Le poisson séché.

Django le 12/11/2006
Le poisson séché.

En mer, la capture d`un poisson est source de plaisir, et c’est la meilleure denrée que l’on puisse s`offrir au cours d`une traversée. Voilà deux raisons majeurs d’en parler !

Je vais vous exposer mon expérience sur la façon de faire sécher le poisson et de le consommer à bord, style « sauvage mais gourmet ».

Auparavant, sans faire un cours sur la pêche au large, un conseil. Restons modeste dans le choix de la taille de nos rapalas car que faire au milieu du Pacifique avec une prise énorme (un espadon de 200 kg par exemple). C’est fréquent et facile, en confectionnant soi même son matériel, d’attraper des pièces de plusieurs kilos. On entre ainsi dans le vif du sujet.

En général, les prises sont des thons (rouges ou jaunes), des daurades coryphènes, des thazards ou wahoos ou spanish mackerel, voire un petit marlin. Tous ces poissons ont une chair dense qui se prête bien au séchage.

D’abord tuer la bête!

On la fracasse dans le cockpit à coup de manivelle de winch, ça marche, mais c’est sanglant voire dangereux pour les maladroits.
Ou encore on verse du rhum dans les ouies!

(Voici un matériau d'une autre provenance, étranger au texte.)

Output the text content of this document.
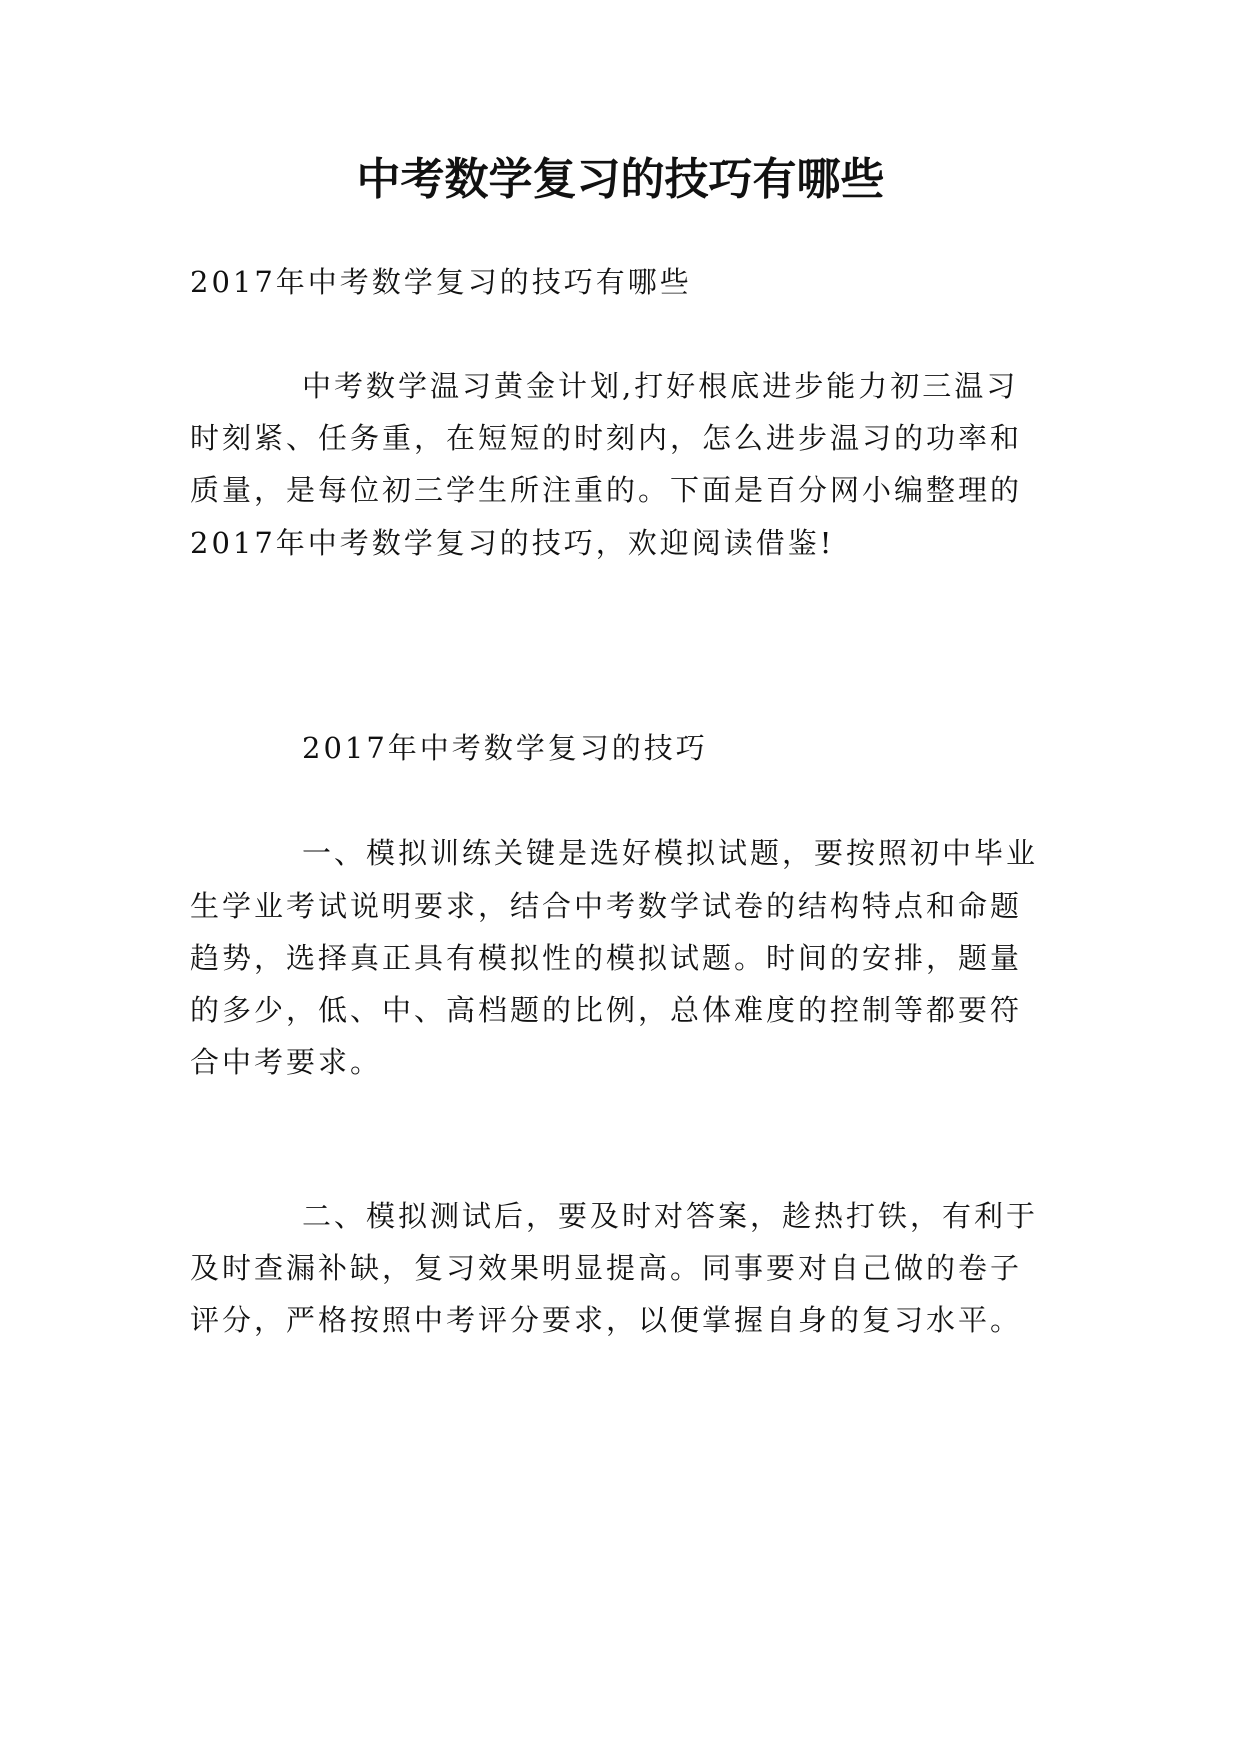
中考数学复习的技巧有哪些

2017年中考数学复习的技巧有哪些

中考数学温习黄金计划,打好根底进步能力初三温习

时刻紧、任务重，在短短的时刻内，怎么进步温习的功率和

质量，是每位初三学生所注重的。下面是百分网小编整理的

2017年中考数学复习的技巧，欢迎阅读借鉴!

2017年中考数学复习的技巧

一、模拟训练关键是选好模拟试题，要按照初中毕业

生学业考试说明要求，结合中考数学试卷的结构特点和命题

趋势，选择真正具有模拟性的模拟试题。时间的安排，题量

的多少，低、中、高档题的比例，总体难度的控制等都要符

合中考要求。

二、模拟测试后，要及时对答案，趁热打铁，有利于

及时查漏补缺，复习效果明显提高。同事要对自己做的卷子

评分，严格按照中考评分要求，以便掌握自身的复习水平。
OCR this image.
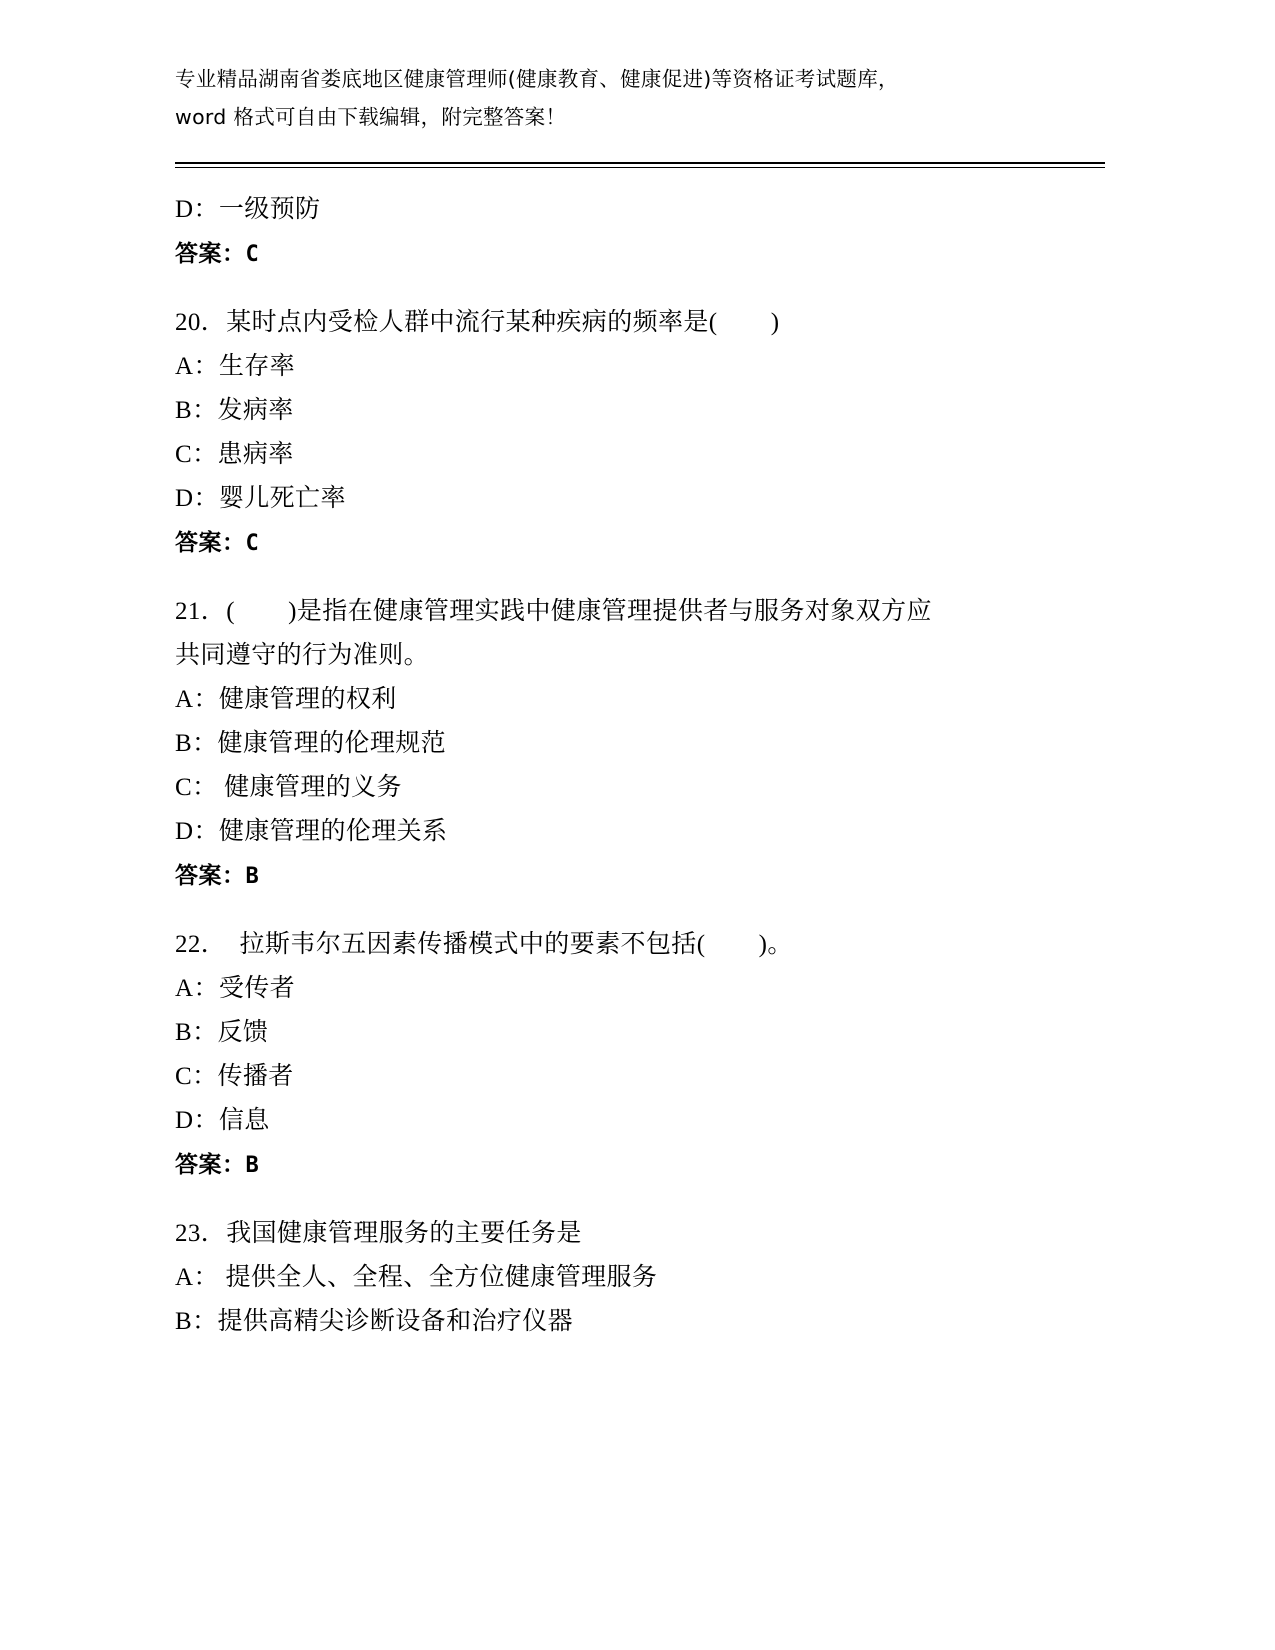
专业精品湖南省娄底地区健康管理师(健康教育、健康促进)等资格证考试题库，
word 格式可自由下载编辑，附完整答案！
D：一级预防
答案：C
20．某时点内受检人群中流行某种疾病的频率是(        )
A：生存率
B：发病率
C：患病率
D：婴儿死亡率
答案：C
21．(        )是指在健康管理实践中健康管理提供者与服务对象双方应
共同遵守的行为准则。
A：健康管理的权利
B：健康管理的伦理规范
C： 健康管理的义务
D：健康管理的伦理关系
答案：B
22．  拉斯韦尔五因素传播模式中的要素不包括(        )。
A：受传者
B：反馈
C：传播者
D：信息
答案：B
23．我国健康管理服务的主要任务是
A： 提供全人、全程、全方位健康管理服务
B：提供高精尖诊断设备和治疗仪器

Le plus délicat est de demander au poisson d'arrêter de gigoter. Ou encore on saisit la bête par la queue et lui transperce le cerveau avec une lame effilée, ça marche mais il faut avoir une âme de tueur. Ces actions se révèlent difficiles, car en mer ça bouge!

Je préconise la serpillière, (le morceau de tissu) trempée qui recouvrera entièrement le poisson et l’isolera dans le « noir » dès sa sortie de la mer. Le poisson, ainsi, ne stresse plus, gigote peu.

On le laisse mourir tranquillement.

Pendant ce temps on aiguise son couteau, le flexible à découper qui s`utilise uniquement pour ça ! Le poisson étant mort on peut lui enlever sans danger (sauf barracudas!) le rapala de sa gueule. On range la ligne et sur une surface plane voire une planche à découper, on commence à tailler les filets. C`est un exercice qui demande un peu d’habilité mais très facile à réaliser du moment qu’on le pratique avec le bon couteau et sur une surface plane. Le secret est d`avoir le coup de lame délicat, de bien détacher les extrémités de la peau et hop ça vient tout seul !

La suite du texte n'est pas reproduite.